Imagem gerada com IA
O cenário energético brasileiro está prestes a passar por uma nova alteração significativa. A gasolina comercializada no país terá sua proporção de etanol elevada de 30% para 32% a partir da próxima quarta-feira, dia 24. O anúncio foi feito pelo vice-presidente da República, Geraldo Alckmin, durante uma visita a Mato Grosso no último sábado, dia 20, e aguarda a aprovação formal do Conselho Nacional de Política Energética (CNPE).
A medida representa um passo estratégico do governo para fortalecer a política de biocombustíveis, com potenciais impactos na economia, no meio ambiente e na cadeia produtiva do agronegócio. A expectativa é que a nova composição do combustível traga benefícios múltiplos, desde a estabilidade dos preços até a redução da dependência externa por derivados de petróleo.
De acordo com o vice-presidente Geraldo Alckmin, o aumento da mistura de etanol na gasolina para 32% terá um impacto direto na redução do preço final do combustível para o consumidor. Além do benefício econômico, a iniciativa é vista como um avanço em termos de sustentabilidade ambiental, contribuindo para a diminuição das emissões de poluentes.
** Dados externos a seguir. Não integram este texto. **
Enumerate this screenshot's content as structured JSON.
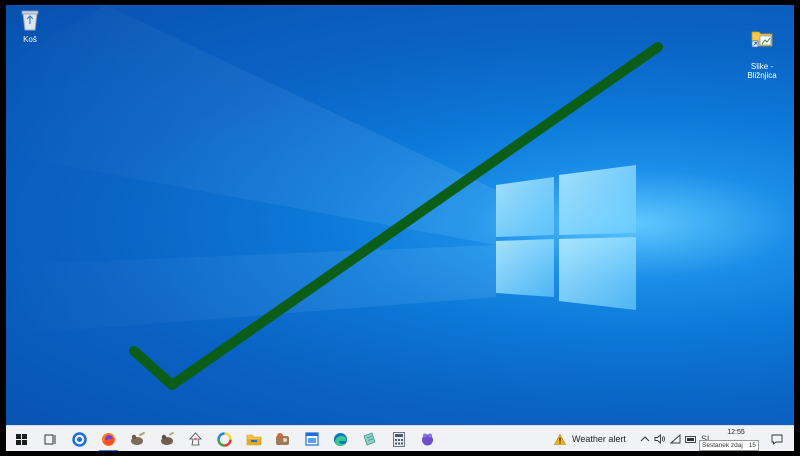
{
  "desktop": {
    "icons": [
      {
        "label": "Koš",
        "icon": "recycle-bin-icon"
      },
      {
        "label": "Slike -\nBližnjica",
        "icon": "folder-shortcut-icon"
      }
    ],
    "annotation_color": "#0a5e18"
  },
  "taskbar": {
    "apps": [
      {
        "name": "start",
        "icon": "windows-start-icon"
      },
      {
        "name": "task-view",
        "icon": "task-view-icon"
      },
      {
        "name": "app",
        "icon": "blue-ring-app-icon"
      },
      {
        "name": "firefox",
        "icon": "firefox-icon",
        "active": true
      },
      {
        "name": "gimp-1",
        "icon": "gimp-icon"
      },
      {
        "name": "gimp-2",
        "icon": "gimp-icon"
      },
      {
        "name": "inkscape",
        "icon": "inkscape-icon"
      },
      {
        "name": "color-app",
        "icon": "color-wheel-icon"
      },
      {
        "name": "file-explorer",
        "icon": "folder-icon"
      },
      {
        "name": "app-brown",
        "icon": "brown-app-icon"
      },
      {
        "name": "window-app",
        "icon": "window-icon"
      },
      {
        "name": "edge",
        "icon": "edge-icon"
      },
      {
        "name": "notes",
        "icon": "notes-icon"
      },
      {
        "name": "calculator",
        "icon": "calculator-icon"
      },
      {
        "name": "purple-app",
        "icon": "purple-app-icon"
      }
    ],
    "weather_text": "Weather alert",
    "tray_lang": "SL",
    "time": "12:55",
    "tooltip": "Sestanek zdaj",
    "tooltip_suffix": "15"
  }
}
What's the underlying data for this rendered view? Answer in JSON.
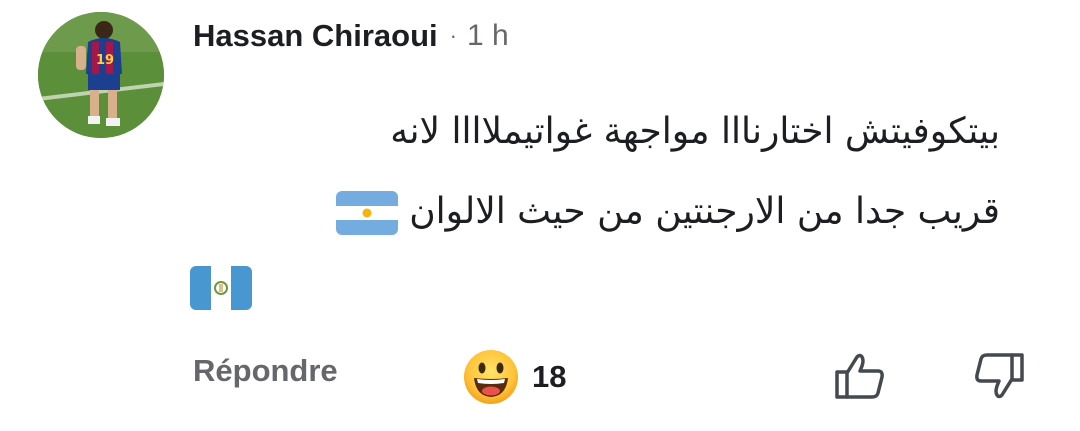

Alckmin também destacou o estímulo ao setor agroindustrial brasileiro, especialmente no que tange à produção de etanol de milho. Ele mencionou que o país não apenas produz o etanol, mas também o DDG (Grãos Secos de Destilaria), um subproduto valioso para a ração animal. A transição, que já viu o percentual de etanol subir de 27,5% para 30%, agora avança para 32%, reforçando a aposta do governo nos biocombustíveis.
A mudança na composição da gasolina é projetada para ter um efeito substancial na balança comercial e na segurança energética do Brasil. O governo federal estima que a elevação do percentual de etanol pode reduzir em cerca de 500 milhões de litros por mês a necessidade de importação de gasolina. Esse volume seria suficiente para eliminar a dependência externa do país no abastecimento do combustível, pavimentando o caminho para a autossuficiência.
Em abril deste ano, o ministro de Minas e Energia, Alexandre Silveira, informou que a medida terá um caráter excepcional e temporário, com vigência inicial de 180 dias. Contudo, há a possibilidade de prorrogação por igual período, mediante nova decisão do CNPE. Essa flexibilidade permite ajustes conforme a evolução do mercado e as necessidades do país.
A proposta também visa aprimorar a logística do setor de combustíveis. Ao diminuir a necessidade de importação de gasolina, a infraestrutura portuária e de transporte que atualmente é utilizada para esse fim será liberada. Isso aumentará a eficiência na distribuição de outros derivados de petróleo, como o diesel, otimizando toda a cadeia de abastecimento nacional.
A decisão de aumentar o percentual de etanol na gasolina está alinhada às diretrizes da Lei do Combustível do Futuro, um marco regulatório fundamental para o setor energético brasileiro. Esta legislação tem como objetivo principal ampliar o uso de energias renováveis e promover a redução das emissões de gases de efeito estufa no setor de transportes.
A política de incremento do etanol não é recente. Em agosto de 2025, a mesma legislação já havia elevado o percentual de etanol na gasolina de 27,5% para os então atuais 30%. A continuidade dessa estratégia demonstra o compromisso do Brasil com a transição energética e a valorização de seus recursos renováveis. Para mais informações sobre as políticas energéticas, consulte fontes oficiais como a Agência Brasil.
A produção de etanol de milho tem se consolidado como um dos pilares da expansão dos biocombustíveis no país, desempenhando um papel crucial na viabilidade do aumento da mistura na gasolina. A perspectiva é de uma produção de aproximadamente 9 bilhões de litros, o que representaria mais de 25% do total de etanol produzido no Brasil, conforme dados da União da Indústria de Cana-de-Açúcar e Bioenergia (Unica).
A região Centro-Oeste é o grande motor dessa produção, com destaque para Mato Grosso, que se posiciona como o maior produtor de etanol de milho do Brasil, concentrando cerca de 70% de toda a oferta nacional. Goiás e Mato Grosso do Sul também contribuem significativamente para essa cadeia produtiva. Na safra mais recente, a produção estadual de Mato Grosso atingiu a marca histórica de 5,6 bilhões de litros de etanol, com projeções indicando um salto superior a 16% em novos ciclos de colheita, solidificando a posição do estado como líder no segmento.